Media Studies focuses on how mass media – newspapers, film, television, music, magazines, radio, the internet – shape the way we view the world.

It investigates media products, their production processes and their audiences. It embraces detailed studies of film, music and television, the economics of broadcasting, new technologies and social history.

It involves a wide range of skills, from essay writing and working with images to time management, project and group work in our dedicated media studio equipped with Apple Macs. We have outside speakers and trips to the BFI.

Aims and Philosophy

We aim to develop keen communicators with a sense of inquiry who enjoy engaging critically with ideas and texts. We aim to identify the messages and values behind media texts and the way that they address audiences. We foster creativity through a series of challenging hands-on tasks that invite purposeful imaginative activity which generates originality and reflection.

“When you try to make a film, write an article or design an effective website, you see how much skill is involved.” Professor John Ellis, Royal Holloway College.

What We Offer


At GCSE you learn skills as you create media products for coursework such as film openings, music videos, posters, computer games covers and advertising campaigns. For the examination, you study aspects of television programming and scheduling through case studies of television comedy, with a focus on audience and institution. You also study in depth one film genre such as action/adventure.

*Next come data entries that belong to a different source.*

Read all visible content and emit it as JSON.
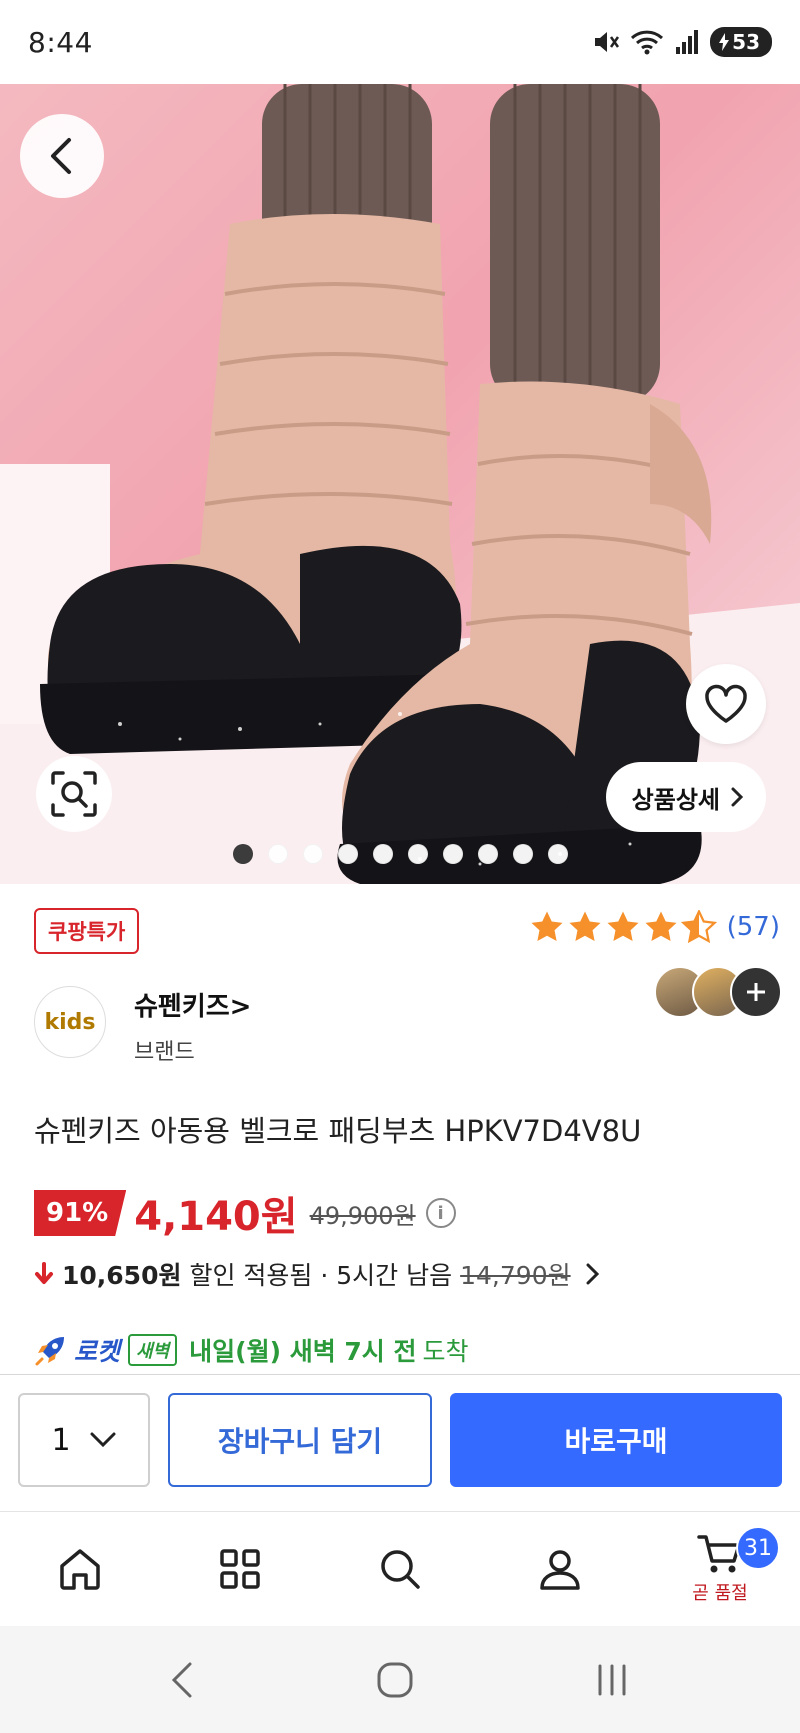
{
  "status_bar": {
    "time": "8:44",
    "battery": "53"
  },
  "hero": {
    "detail_button": "상품상세",
    "dots_total": 10,
    "dots_active": 0
  },
  "product": {
    "deal_badge": "쿠팡특가",
    "rating_stars": 4.5,
    "rating_count": "(57)",
    "brand_logo_text": "kids",
    "brand_name": "슈펜키즈>",
    "brand_sub": "브랜드",
    "title": "슈펜키즈 아동용 벨크로 패딩부츠 HPKV7D4V8U",
    "discount": "91%",
    "sale_price": "4,140원",
    "original_price": "49,900원",
    "coupon_amount": "10,650원",
    "coupon_text": "할인 적용됨 · 5시간 남음",
    "coupon_strike": "14,790원",
    "delivery_rocket": "로켓",
    "delivery_badge": "새벽",
    "delivery_text": "내일(월) 새벽 7시 전",
    "delivery_suffix": "도착"
  },
  "purchase": {
    "quantity": "1",
    "cart_label": "장바구니 담기",
    "buy_label": "바로구매"
  },
  "bottom_nav": {
    "cart_count": "31",
    "cart_caption": "곧 품절"
  },
  "colors": {
    "accent_red": "#d8242b",
    "accent_blue": "#346aff",
    "rating_orange": "#f5902b",
    "delivery_green": "#2a9a3b"
  }
}
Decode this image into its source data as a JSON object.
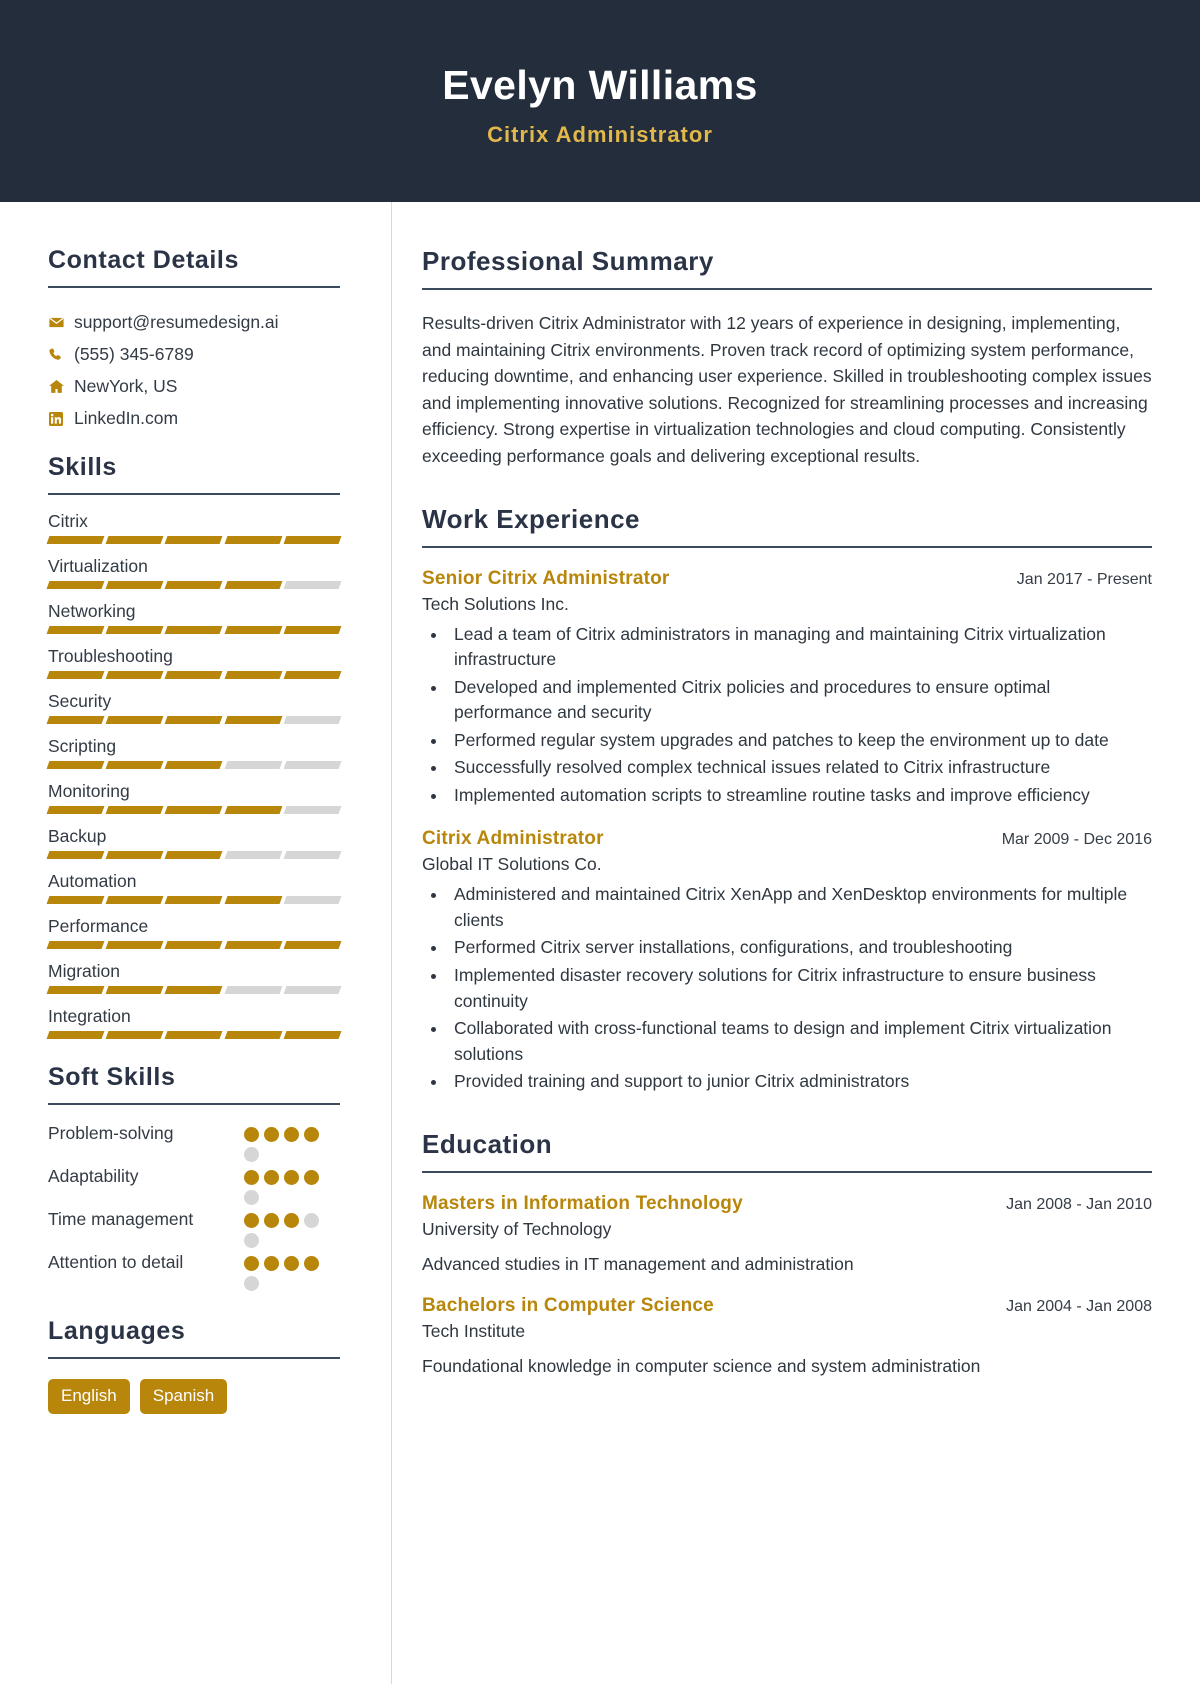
{
  "header": {
    "name": "Evelyn Williams",
    "role": "Citrix Administrator",
    "bg_color": "#242d3c",
    "accent_color": "#e3b84a"
  },
  "theme": {
    "gold": "#b8860b",
    "navy": "#2b3446",
    "muted": "#d6d6d6"
  },
  "sidebar": {
    "contact": {
      "title": "Contact Details",
      "items": [
        {
          "icon": "envelope-icon",
          "text": "support@resumedesign.ai"
        },
        {
          "icon": "phone-icon",
          "text": "(555) 345-6789"
        },
        {
          "icon": "home-icon",
          "text": "NewYork, US"
        },
        {
          "icon": "linkedin-icon",
          "text": "LinkedIn.com"
        }
      ]
    },
    "skills": {
      "title": "Skills",
      "max": 5,
      "items": [
        {
          "name": "Citrix",
          "level": 5
        },
        {
          "name": "Virtualization",
          "level": 4
        },
        {
          "name": "Networking",
          "level": 5
        },
        {
          "name": "Troubleshooting",
          "level": 5
        },
        {
          "name": "Security",
          "level": 4
        },
        {
          "name": "Scripting",
          "level": 3
        },
        {
          "name": "Monitoring",
          "level": 4
        },
        {
          "name": "Backup",
          "level": 3
        },
        {
          "name": "Automation",
          "level": 4
        },
        {
          "name": "Performance",
          "level": 5
        },
        {
          "name": "Migration",
          "level": 3
        },
        {
          "name": "Integration",
          "level": 5
        }
      ]
    },
    "soft_skills": {
      "title": "Soft Skills",
      "max": 5,
      "items": [
        {
          "name": "Problem-solving",
          "level": 4
        },
        {
          "name": "Adaptability",
          "level": 4
        },
        {
          "name": "Time management",
          "level": 3
        },
        {
          "name": "Attention to detail",
          "level": 4
        }
      ]
    },
    "languages": {
      "title": "Languages",
      "items": [
        "English",
        "Spanish"
      ]
    }
  },
  "main": {
    "summary": {
      "title": "Professional Summary",
      "text": "Results-driven Citrix Administrator with 12 years of experience in designing, implementing, and maintaining Citrix environments. Proven track record of optimizing system performance, reducing downtime, and enhancing user experience. Skilled in troubleshooting complex issues and implementing innovative solutions. Recognized for streamlining processes and increasing efficiency. Strong expertise in virtualization technologies and cloud computing. Consistently exceeding performance goals and delivering exceptional results."
    },
    "work": {
      "title": "Work Experience",
      "entries": [
        {
          "title": "Senior Citrix Administrator",
          "company": "Tech Solutions Inc.",
          "date": "Jan 2017 - Present",
          "bullets": [
            "Lead a team of Citrix administrators in managing and maintaining Citrix virtualization infrastructure",
            "Developed and implemented Citrix policies and procedures to ensure optimal performance and security",
            "Performed regular system upgrades and patches to keep the environment up to date",
            "Successfully resolved complex technical issues related to Citrix infrastructure",
            "Implemented automation scripts to streamline routine tasks and improve efficiency"
          ]
        },
        {
          "title": "Citrix Administrator",
          "company": "Global IT Solutions Co.",
          "date": "Mar 2009 - Dec 2016",
          "bullets": [
            "Administered and maintained Citrix XenApp and XenDesktop environments for multiple clients",
            "Performed Citrix server installations, configurations, and troubleshooting",
            "Implemented disaster recovery solutions for Citrix infrastructure to ensure business continuity",
            "Collaborated with cross-functional teams to design and implement Citrix virtualization solutions",
            "Provided training and support to junior Citrix administrators"
          ]
        }
      ]
    },
    "education": {
      "title": "Education",
      "entries": [
        {
          "title": "Masters in Information Technology",
          "school": "University of Technology",
          "date": "Jan 2008 - Jan 2010",
          "description": "Advanced studies in IT management and administration"
        },
        {
          "title": "Bachelors in Computer Science",
          "school": "Tech Institute",
          "date": "Jan 2004 - Jan 2008",
          "description": "Foundational knowledge in computer science and system administration"
        }
      ]
    }
  }
}
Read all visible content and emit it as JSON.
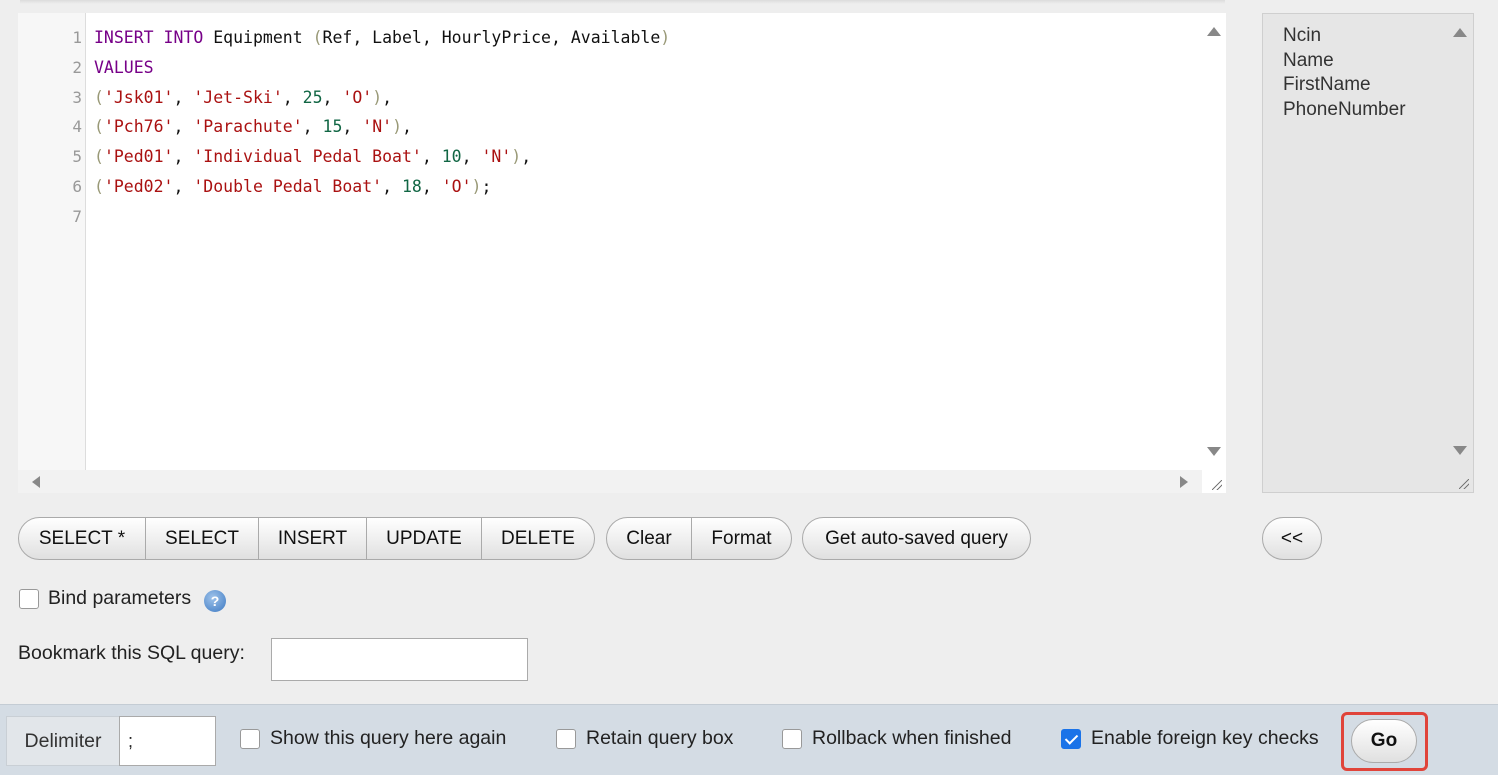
{
  "editor": {
    "line_numbers": [
      "1",
      "2",
      "3",
      "4",
      "5",
      "6",
      "7"
    ],
    "lines": [
      [
        {
          "t": "INSERT",
          "c": "kw"
        },
        {
          "t": " ",
          "c": ""
        },
        {
          "t": "INTO",
          "c": "kw"
        },
        {
          "t": " Equipment ",
          "c": ""
        },
        {
          "t": "(",
          "c": "pun"
        },
        {
          "t": "Ref, Label, HourlyPrice, Available",
          "c": ""
        },
        {
          "t": ")",
          "c": "pun"
        }
      ],
      [
        {
          "t": "VALUES",
          "c": "kw"
        }
      ],
      [
        {
          "t": "(",
          "c": "pun"
        },
        {
          "t": "'Jsk01'",
          "c": "str"
        },
        {
          "t": ", ",
          "c": ""
        },
        {
          "t": "'Jet-Ski'",
          "c": "str"
        },
        {
          "t": ", ",
          "c": ""
        },
        {
          "t": "25",
          "c": "num"
        },
        {
          "t": ", ",
          "c": ""
        },
        {
          "t": "'O'",
          "c": "str"
        },
        {
          "t": ")",
          "c": "pun"
        },
        {
          "t": ",",
          "c": ""
        }
      ],
      [
        {
          "t": "(",
          "c": "pun"
        },
        {
          "t": "'Pch76'",
          "c": "str"
        },
        {
          "t": ", ",
          "c": ""
        },
        {
          "t": "'Parachute'",
          "c": "str"
        },
        {
          "t": ", ",
          "c": ""
        },
        {
          "t": "15",
          "c": "num"
        },
        {
          "t": ", ",
          "c": ""
        },
        {
          "t": "'N'",
          "c": "str"
        },
        {
          "t": ")",
          "c": "pun"
        },
        {
          "t": ",",
          "c": ""
        }
      ],
      [
        {
          "t": "(",
          "c": "pun"
        },
        {
          "t": "'Ped01'",
          "c": "str"
        },
        {
          "t": ", ",
          "c": ""
        },
        {
          "t": "'Individual Pedal Boat'",
          "c": "str"
        },
        {
          "t": ", ",
          "c": ""
        },
        {
          "t": "10",
          "c": "num"
        },
        {
          "t": ", ",
          "c": ""
        },
        {
          "t": "'N'",
          "c": "str"
        },
        {
          "t": ")",
          "c": "pun"
        },
        {
          "t": ",",
          "c": ""
        }
      ],
      [
        {
          "t": "(",
          "c": "pun"
        },
        {
          "t": "'Ped02'",
          "c": "str"
        },
        {
          "t": ", ",
          "c": ""
        },
        {
          "t": "'Double Pedal Boat'",
          "c": "str"
        },
        {
          "t": ", ",
          "c": ""
        },
        {
          "t": "18",
          "c": "num"
        },
        {
          "t": ", ",
          "c": ""
        },
        {
          "t": "'O'",
          "c": "str"
        },
        {
          "t": ")",
          "c": "pun"
        },
        {
          "t": ";",
          "c": ""
        }
      ],
      []
    ]
  },
  "columns": [
    "Ncin",
    "Name",
    "FirstName",
    "PhoneNumber"
  ],
  "query_buttons": [
    "SELECT *",
    "SELECT",
    "INSERT",
    "UPDATE",
    "DELETE"
  ],
  "edit_buttons": [
    "Clear",
    "Format"
  ],
  "autosave_button": "Get auto-saved query",
  "collapse_button": "<<",
  "bind_parameters": {
    "label": "Bind parameters",
    "checked": false,
    "help_icon": "?"
  },
  "bookmark": {
    "label": "Bookmark this SQL query:",
    "value": ""
  },
  "footer": {
    "delimiter_label": "Delimiter",
    "delimiter_value": ";",
    "options": [
      {
        "label": "Show this query here again",
        "checked": false
      },
      {
        "label": "Retain query box",
        "checked": false
      },
      {
        "label": "Rollback when finished",
        "checked": false
      },
      {
        "label": "Enable foreign key checks",
        "checked": true
      }
    ],
    "go_label": "Go"
  },
  "colors": {
    "highlight": "#e0443a",
    "checkbox_checked": "#1a73e8"
  }
}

A Level: OCR H140 and H540

In AS Media Studies you learn to understand film, television, print images, advertising and new technologies, how films and TV programmes are structured, how audiences are targeted and the way that different groups are represented in the media. At A2, you develop your understanding of certain critical perspectives relating to the media, with an emphasis on how the media is an increasingly powerful force in the world. In both years, you spend time planning and making your own media product. You record your research, planning and evaluation on blogs that showcase your grasp of new technologies ranging from interactive posters to Twitter, Facebook and Prezis.

It is not necessary to have taken this subject at GCSE.

After A level, you can go on to university for a degree in media, cultural studies, film and TV, advertising or a wide range of degree programmes related to media studies.